Earlier this week, a Red Deer woman told the Advocate that her 79-year-old mother with a broken ankle spent 24 hours with ambulance staff at the hospital.

Red Deer fire medic Stephen Belich, president of International Association of Firefighters (IAFF) Local 1190 Red Deer, said that probably happened “more often than not” in the last week with an early flu season, COVID-19, the opioid and healthcare crisis.

“This last week has been particularly worse,” said Belich about some patients experiencing two or three shift changes among EMS crews tending to them who can work 10 to 14-hour shifts.

He said crews get to go home at the end of their shift, while patients remain where family members can’t visit in order to protect the confidentiality of the other hallway patients.

“It’s tough on them. They’re still getting care, and we’re still providing for them and making them comfortable, (but) at the end of the day, they do need to get in and get a hospital bed.”

Related:

EMS staff tend to senior for 24 hours in Red Deer ER, says family

Belich said EMS monitor, treat, provide hospital food, water, and help patients to the washroom. Doctors will also visit them, order tests and blood work. Some may only need medication and can go home. But often, EMS crews are tending to more than one patient in that hallway in order to free up ambulance crews.

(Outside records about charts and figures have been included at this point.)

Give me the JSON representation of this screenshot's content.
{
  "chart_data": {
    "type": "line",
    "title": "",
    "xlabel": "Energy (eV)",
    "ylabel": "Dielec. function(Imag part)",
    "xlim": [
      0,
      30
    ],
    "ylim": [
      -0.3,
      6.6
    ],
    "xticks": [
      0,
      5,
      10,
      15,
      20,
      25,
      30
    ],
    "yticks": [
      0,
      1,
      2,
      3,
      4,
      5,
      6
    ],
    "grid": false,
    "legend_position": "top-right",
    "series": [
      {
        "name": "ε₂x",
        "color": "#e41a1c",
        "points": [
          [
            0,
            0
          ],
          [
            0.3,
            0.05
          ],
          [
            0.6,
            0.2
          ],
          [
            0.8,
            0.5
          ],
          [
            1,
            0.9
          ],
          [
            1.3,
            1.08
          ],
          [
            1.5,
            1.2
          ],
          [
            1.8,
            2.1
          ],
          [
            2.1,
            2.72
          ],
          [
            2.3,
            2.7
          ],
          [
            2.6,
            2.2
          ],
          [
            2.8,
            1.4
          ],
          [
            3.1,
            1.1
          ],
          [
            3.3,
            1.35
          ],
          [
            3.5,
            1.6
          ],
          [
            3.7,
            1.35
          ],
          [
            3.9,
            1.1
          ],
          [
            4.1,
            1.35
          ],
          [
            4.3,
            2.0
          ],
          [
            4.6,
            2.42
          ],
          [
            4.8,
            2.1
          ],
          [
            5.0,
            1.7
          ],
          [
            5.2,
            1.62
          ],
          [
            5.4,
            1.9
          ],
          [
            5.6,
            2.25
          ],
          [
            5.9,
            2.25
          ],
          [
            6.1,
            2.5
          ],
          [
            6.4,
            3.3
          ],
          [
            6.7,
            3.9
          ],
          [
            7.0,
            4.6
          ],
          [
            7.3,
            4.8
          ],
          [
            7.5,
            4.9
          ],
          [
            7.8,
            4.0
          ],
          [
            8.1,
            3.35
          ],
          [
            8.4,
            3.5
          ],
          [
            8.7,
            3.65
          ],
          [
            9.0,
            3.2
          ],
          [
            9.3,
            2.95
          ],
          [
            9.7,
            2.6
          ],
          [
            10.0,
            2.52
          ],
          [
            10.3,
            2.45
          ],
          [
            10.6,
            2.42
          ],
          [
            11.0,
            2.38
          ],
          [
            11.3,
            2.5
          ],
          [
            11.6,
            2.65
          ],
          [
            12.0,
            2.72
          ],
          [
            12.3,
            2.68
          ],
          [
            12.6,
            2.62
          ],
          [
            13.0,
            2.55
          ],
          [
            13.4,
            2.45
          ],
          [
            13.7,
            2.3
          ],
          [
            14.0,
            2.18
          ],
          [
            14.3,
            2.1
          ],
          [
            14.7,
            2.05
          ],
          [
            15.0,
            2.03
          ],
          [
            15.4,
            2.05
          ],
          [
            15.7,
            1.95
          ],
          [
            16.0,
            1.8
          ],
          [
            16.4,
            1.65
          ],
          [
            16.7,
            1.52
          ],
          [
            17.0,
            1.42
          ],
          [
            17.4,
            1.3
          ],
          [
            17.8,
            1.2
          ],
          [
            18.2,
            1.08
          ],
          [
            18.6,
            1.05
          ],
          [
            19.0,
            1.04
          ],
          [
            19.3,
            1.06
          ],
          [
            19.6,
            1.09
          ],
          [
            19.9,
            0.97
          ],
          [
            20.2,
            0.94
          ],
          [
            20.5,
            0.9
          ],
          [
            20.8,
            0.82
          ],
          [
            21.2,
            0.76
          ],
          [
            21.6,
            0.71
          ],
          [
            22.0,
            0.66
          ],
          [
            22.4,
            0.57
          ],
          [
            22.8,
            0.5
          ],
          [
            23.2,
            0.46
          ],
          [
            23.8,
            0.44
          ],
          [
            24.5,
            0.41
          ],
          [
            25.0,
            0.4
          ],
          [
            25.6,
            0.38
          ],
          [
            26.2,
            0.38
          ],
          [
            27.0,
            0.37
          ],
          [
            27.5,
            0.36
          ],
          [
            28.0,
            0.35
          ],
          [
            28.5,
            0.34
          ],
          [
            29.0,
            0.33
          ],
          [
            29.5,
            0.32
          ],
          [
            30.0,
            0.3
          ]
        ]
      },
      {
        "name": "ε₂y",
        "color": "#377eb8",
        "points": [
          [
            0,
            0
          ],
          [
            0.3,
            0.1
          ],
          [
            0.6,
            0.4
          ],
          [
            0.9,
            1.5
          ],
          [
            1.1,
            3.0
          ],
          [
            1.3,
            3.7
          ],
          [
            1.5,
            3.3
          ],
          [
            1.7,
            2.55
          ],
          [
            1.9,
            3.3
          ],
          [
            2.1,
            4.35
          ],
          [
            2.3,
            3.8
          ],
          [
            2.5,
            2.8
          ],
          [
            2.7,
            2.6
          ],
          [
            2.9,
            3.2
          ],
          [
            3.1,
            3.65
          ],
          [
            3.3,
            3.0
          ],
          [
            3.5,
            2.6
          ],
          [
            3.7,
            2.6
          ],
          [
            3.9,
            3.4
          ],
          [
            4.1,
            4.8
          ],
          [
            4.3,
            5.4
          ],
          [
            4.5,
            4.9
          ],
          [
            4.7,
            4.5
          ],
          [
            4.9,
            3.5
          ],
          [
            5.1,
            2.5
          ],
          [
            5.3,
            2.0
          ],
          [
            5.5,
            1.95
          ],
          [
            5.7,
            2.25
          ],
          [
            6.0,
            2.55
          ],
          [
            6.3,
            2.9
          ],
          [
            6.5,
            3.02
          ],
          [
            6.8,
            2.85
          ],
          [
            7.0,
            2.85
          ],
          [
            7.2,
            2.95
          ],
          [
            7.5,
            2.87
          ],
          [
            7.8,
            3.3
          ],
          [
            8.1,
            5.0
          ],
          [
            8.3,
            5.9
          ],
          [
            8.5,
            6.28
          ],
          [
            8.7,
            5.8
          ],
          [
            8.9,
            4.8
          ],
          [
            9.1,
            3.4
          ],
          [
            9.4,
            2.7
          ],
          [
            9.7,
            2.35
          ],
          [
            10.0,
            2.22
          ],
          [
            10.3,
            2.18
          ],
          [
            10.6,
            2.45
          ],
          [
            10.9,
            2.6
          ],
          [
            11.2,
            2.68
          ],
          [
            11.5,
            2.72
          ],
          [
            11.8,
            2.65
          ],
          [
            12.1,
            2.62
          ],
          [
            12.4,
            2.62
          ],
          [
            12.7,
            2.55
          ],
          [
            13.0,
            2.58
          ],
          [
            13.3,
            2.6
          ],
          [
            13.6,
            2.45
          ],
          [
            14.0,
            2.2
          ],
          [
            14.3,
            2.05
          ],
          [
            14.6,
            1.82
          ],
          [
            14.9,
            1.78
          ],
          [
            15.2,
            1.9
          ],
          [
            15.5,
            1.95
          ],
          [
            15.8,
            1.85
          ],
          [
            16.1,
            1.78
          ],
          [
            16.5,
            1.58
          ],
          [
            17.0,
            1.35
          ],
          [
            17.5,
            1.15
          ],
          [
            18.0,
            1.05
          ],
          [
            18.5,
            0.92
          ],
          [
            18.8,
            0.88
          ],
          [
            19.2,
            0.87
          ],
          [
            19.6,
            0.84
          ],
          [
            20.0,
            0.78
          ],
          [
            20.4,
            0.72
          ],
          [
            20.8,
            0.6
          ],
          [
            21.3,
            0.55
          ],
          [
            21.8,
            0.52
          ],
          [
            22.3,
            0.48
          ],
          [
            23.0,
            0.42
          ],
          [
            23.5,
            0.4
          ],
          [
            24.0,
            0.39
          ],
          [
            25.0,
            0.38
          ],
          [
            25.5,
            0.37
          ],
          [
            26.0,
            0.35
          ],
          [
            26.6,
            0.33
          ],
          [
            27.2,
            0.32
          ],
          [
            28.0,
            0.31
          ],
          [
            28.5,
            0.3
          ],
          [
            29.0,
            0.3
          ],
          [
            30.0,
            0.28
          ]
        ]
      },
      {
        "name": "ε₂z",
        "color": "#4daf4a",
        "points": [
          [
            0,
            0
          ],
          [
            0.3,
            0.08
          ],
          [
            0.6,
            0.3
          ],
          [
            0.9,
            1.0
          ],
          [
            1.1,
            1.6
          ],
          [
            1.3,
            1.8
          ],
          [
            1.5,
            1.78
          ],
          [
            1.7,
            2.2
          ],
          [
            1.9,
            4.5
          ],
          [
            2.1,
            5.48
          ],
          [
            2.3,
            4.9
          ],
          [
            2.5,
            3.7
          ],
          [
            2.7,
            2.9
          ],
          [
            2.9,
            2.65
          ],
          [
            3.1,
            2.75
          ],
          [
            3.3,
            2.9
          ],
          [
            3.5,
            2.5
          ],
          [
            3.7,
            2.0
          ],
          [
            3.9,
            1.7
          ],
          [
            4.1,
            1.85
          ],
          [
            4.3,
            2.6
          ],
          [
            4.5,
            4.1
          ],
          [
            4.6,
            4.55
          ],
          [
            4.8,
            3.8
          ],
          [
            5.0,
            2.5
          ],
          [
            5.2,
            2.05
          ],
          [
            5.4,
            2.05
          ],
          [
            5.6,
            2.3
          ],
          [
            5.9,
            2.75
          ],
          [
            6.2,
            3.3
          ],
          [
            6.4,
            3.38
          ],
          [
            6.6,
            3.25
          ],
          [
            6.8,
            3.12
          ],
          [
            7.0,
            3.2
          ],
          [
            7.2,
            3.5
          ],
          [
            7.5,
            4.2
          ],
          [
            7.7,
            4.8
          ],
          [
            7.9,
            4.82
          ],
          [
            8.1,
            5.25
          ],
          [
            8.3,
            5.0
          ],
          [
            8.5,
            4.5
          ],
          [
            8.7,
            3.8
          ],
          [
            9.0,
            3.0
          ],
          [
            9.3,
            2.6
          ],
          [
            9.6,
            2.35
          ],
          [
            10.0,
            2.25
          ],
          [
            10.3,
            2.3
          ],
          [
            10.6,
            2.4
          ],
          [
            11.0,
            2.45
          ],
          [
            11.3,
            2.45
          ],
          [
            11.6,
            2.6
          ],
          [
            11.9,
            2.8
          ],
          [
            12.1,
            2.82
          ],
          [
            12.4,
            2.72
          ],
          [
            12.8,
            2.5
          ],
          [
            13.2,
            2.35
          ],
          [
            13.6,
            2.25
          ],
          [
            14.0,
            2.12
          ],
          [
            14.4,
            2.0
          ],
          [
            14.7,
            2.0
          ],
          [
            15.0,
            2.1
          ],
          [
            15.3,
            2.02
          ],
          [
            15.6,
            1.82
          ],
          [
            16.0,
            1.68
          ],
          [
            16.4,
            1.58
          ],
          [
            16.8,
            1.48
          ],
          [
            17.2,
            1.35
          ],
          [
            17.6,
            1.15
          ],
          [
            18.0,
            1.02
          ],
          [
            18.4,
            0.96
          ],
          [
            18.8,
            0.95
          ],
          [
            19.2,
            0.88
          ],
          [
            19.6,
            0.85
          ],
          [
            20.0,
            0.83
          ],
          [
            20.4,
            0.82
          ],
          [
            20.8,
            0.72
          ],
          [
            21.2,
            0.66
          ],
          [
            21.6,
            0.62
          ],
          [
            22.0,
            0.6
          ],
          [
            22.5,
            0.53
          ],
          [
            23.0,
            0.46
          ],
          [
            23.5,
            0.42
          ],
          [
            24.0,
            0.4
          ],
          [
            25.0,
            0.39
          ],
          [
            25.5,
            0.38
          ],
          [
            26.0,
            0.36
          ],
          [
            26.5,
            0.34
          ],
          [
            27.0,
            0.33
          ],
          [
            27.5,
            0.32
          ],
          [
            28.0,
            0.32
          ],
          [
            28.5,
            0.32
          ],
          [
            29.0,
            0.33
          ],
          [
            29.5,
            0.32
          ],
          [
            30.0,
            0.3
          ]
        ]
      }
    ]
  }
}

“How do you take them home if you have two or three patients? Now you have to find another ambulance to take them home.”

And it’s more than likely that a crew is looking after even more patients, depending on the level of care they require, he said.

“We have been consolidating because wait times have been so long. Crews are having up to four to six patients at a time to get the other resources back on the street and doing emergency calls.

“It’s been a long week.”

Belich said it’s been tough on EMS crews. More emergency vehicles and more staff to operate them is needed, as well as more staff for existing equipment, and mental health funding for staff.

“It’s getting to a crisis situation. We’ve just been asked to do more and more and more with less and it’s starting to show on people. It’s starting to affect physical and mental health of first responders in our community.”

He said some changes could be made now in Red Deer whose fire engines have advanced life support kits so fire medics can provide treatment. They often arrive first but can’t call off EMS even if it’s not needed to transport a patient. Engines can sometimes wait 30 to 60 minutes for EMS to arrive to cancel transport, tying up both resources.

Related:

Ambulance unavailable to take Red Deer patient for test in Calgary

On Thursday, Premier Danielle Smith announced initiatives to improve EMS response time:

• Fast-tracking ambulance transfers at emergency departments so paramedics are available for more calls.

• Using more appropriate modes of transportation for non-emergency inter-facility transfers.

• Empowering EMS dispatch to step-down calls from 911 to Health Link based on patient need.

• Empowering paramedics to triage whether or not a patient needs to be transferred to an emergency department by ambulance.

To decrease emergency department wait times, additional health professionals will be brought in to improve on-site patient care and management, and more patients will be transferred from hospital beds into more appropriate care settings such as home care, long-term and continuing care facilities.